The Serbian filmmaker won with a film she made with the purpose of putting these political issues in a polarized and conflicting world through a very intimate piece lead by her charismatic mother, Srbijanka. This is Turajlic’s second film, after the well-received Cinema Komunisto. 

 

 

Another great discovery in this year’s line-up was Hogir Hirori and Shinwar Kamal's The Deminer, an impressive portrait of an Iraqi soldier. In fact, the Arab world had a very important place in this year’s edition. Another jewel of the festival was Amal, a film that accompanies a girl whose adolescence was shaped by 2011 Egyptian Revolution. In words of director Mohamed Siam, Amal tries to document the disillusioned Arab youth.

 

 

In the First Appearance Competition, Simon Lereng Wilmot took home the prize with his film The Distant Barking of Dogs, which follows a 10 years old orphan named Oleg over the course of a year. The boy lives in Hnutove, an abandoned town just minutes from the war zone where Ukrainia and pro-Russian forces fight. The film raised awareness in the events happening on that side of Europe, where Oleg and his grandmother confront the reality of living in terror every single day. 

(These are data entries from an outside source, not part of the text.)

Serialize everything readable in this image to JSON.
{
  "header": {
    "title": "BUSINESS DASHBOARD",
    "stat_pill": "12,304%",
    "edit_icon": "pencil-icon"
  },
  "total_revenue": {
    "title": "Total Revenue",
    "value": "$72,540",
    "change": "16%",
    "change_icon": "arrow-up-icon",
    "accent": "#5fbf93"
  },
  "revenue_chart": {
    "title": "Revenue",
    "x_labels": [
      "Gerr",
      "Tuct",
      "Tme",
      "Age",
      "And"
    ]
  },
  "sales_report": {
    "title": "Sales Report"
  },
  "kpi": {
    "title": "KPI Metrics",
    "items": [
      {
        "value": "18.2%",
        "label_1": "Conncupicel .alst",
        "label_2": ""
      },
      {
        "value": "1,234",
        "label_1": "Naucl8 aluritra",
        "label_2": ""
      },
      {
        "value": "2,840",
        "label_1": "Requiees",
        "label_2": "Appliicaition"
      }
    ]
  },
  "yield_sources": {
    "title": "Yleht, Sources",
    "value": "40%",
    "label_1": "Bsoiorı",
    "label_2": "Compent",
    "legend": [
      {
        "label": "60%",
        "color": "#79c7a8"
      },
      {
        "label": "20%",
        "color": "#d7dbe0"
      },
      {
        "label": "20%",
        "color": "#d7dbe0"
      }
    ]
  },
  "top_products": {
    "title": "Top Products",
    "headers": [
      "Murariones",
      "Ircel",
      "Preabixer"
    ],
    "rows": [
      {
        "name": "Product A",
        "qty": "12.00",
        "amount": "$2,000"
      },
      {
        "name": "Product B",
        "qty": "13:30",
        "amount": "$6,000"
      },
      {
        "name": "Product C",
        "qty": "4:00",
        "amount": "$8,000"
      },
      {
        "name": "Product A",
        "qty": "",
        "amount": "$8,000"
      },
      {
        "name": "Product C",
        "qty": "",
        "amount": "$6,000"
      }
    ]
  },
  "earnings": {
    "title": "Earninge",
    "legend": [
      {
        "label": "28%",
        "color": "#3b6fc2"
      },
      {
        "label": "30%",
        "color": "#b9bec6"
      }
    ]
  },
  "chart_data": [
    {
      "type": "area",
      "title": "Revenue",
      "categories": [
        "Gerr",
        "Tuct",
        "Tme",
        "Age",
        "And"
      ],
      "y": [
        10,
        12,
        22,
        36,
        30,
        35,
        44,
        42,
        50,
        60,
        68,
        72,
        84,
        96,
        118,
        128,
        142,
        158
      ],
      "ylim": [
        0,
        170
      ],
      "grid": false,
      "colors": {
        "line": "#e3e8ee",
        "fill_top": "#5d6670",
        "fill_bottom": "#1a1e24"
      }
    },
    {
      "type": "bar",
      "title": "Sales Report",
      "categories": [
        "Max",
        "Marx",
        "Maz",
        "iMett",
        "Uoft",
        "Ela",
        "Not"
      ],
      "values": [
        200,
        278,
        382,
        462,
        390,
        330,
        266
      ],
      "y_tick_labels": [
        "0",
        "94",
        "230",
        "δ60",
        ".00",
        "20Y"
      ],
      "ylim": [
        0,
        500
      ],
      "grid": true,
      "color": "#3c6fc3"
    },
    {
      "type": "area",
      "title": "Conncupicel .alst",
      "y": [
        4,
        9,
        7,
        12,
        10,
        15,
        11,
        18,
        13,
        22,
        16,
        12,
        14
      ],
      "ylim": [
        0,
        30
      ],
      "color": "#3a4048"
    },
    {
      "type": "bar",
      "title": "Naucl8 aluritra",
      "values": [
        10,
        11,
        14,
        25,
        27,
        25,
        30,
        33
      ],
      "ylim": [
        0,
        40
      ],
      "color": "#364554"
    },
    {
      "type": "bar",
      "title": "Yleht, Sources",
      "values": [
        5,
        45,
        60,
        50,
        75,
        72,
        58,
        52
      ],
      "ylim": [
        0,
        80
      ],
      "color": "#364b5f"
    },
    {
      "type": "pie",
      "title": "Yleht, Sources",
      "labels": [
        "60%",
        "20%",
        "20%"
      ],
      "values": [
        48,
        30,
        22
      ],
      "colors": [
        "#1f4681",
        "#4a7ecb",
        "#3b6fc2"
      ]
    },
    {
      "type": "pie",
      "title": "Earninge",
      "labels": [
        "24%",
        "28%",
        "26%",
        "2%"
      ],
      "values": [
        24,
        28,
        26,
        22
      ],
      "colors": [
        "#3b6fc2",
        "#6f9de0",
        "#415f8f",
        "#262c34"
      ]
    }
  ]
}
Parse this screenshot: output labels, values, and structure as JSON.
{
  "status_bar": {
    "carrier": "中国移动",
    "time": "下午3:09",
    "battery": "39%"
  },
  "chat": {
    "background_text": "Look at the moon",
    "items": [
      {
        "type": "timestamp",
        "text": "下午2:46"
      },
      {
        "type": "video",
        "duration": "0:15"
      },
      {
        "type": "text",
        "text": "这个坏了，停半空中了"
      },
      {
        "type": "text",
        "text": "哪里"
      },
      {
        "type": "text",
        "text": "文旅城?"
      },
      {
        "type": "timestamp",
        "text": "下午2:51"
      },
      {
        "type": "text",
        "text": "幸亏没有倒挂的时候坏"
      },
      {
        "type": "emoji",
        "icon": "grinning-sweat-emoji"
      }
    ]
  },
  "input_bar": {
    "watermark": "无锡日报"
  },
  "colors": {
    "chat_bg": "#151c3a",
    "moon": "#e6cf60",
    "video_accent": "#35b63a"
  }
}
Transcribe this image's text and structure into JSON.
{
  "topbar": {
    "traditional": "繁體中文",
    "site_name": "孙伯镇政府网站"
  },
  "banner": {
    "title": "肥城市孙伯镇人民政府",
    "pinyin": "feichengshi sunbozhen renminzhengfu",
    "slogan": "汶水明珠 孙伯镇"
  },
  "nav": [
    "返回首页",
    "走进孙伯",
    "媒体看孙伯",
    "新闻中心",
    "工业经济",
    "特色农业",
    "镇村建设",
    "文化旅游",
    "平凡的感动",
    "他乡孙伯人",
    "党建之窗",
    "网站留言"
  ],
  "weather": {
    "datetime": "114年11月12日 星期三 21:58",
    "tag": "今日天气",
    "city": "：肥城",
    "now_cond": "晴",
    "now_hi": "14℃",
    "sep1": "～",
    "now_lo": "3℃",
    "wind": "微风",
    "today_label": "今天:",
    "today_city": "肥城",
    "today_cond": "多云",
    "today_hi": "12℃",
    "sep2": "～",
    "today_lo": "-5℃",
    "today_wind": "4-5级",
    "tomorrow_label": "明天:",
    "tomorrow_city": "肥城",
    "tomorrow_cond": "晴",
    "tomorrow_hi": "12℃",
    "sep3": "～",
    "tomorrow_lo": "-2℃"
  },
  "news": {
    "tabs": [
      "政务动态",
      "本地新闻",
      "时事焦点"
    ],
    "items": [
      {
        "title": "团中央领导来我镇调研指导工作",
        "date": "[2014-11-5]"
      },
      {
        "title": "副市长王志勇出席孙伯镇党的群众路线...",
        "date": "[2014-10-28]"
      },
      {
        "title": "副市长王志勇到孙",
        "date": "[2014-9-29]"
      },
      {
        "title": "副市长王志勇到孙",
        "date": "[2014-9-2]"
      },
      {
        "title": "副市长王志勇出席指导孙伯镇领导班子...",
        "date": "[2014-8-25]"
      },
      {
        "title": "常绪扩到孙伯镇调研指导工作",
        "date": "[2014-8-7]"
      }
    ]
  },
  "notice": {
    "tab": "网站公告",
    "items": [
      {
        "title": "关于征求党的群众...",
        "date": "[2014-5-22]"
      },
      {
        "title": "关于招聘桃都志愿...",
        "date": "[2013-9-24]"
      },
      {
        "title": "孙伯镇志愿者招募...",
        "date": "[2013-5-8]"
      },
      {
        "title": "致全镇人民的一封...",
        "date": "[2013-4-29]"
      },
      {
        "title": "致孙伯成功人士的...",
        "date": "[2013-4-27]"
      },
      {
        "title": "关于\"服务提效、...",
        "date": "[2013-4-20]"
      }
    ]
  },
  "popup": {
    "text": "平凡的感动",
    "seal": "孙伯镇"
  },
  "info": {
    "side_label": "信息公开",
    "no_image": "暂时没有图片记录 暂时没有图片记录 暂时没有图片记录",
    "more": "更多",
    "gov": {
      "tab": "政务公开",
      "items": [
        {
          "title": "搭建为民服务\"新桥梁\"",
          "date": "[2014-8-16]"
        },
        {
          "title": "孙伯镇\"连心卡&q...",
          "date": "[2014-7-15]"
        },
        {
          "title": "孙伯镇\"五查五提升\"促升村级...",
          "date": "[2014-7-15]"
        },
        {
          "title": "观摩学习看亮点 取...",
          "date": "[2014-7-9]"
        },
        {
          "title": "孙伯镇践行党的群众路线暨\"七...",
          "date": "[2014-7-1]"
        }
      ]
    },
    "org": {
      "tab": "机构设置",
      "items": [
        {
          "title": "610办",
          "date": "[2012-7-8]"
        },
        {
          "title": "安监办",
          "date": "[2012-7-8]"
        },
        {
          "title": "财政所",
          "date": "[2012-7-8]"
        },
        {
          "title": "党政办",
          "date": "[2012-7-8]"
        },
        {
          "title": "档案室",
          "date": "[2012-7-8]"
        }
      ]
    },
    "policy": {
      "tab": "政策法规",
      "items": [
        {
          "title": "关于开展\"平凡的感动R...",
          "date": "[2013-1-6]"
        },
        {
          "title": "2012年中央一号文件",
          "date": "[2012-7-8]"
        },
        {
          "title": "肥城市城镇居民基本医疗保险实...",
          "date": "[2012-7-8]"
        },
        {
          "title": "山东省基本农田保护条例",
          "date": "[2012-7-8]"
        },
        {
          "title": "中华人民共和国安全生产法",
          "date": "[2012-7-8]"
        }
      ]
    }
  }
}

As a signifant fact, the 30th edition of the festival presented a total of 312 films in his program and twenty six of them are from different parts of Latin America, which is a very impressive number. 

 

 

Winning this year’s Amsterdam Human Rights Awards, Brazilian Renata Terra’s Piripkura was the Jury’s favorite. The film follows Jair Candor, a man that works in an indigenous affairs agency called FUNAI, who ventures into one of the Amazon’s protected indigenous lands. Piripkura was described by the jury as “a film with poignant, exceptional story, the filmmakers tackle a broad series of issues that should be high up on the international human rights agenda”. 

 

 

In the Medium Length Film Competition, the IDFA Prize was awarded to Martin Benchimol and Pablo Aparo’s El Espanto. The film takes a look at a little town in Argentina, where medicines are replaced by home remedies to treat all sorts of diseases, except for “El espanto”, a rare condition that can only be cured by an old man that no one dares to visit.

In the Student Competition, Brazilian Denise Kelm Soares won the Special Jury Prize with the film “I Am”, a Cuban/Brazilian co-production. The rest of Latin American representation at IDFA was composed of films from Bolivia, Colombia, Uruguay, Nicaragua and Cuba.

Another interesting discovery was the first timer special program “The Visual Voice”, in which 18 renowned directors tackle the perspectives of the future by taking a documentary from the past thus constructing new meanings from them. Director Heddy Honigmann selected The Gleaners and Me, the legendary film from Agnès Varda, whereas director Jorgen Leth picked Joao Moreira Salles’s classic Santiago. Other remarkable filmmakers like Frederick Wiseman and Victor Kossakovsky also took part in this unique experiment.

As we wait for a new Artistic Director, Ally Derks’s departure signifies the end of an era and the beginning of a new one, with the festival already shifting gears to address new issues in today’s cinema trough the creation of new programs and competitions.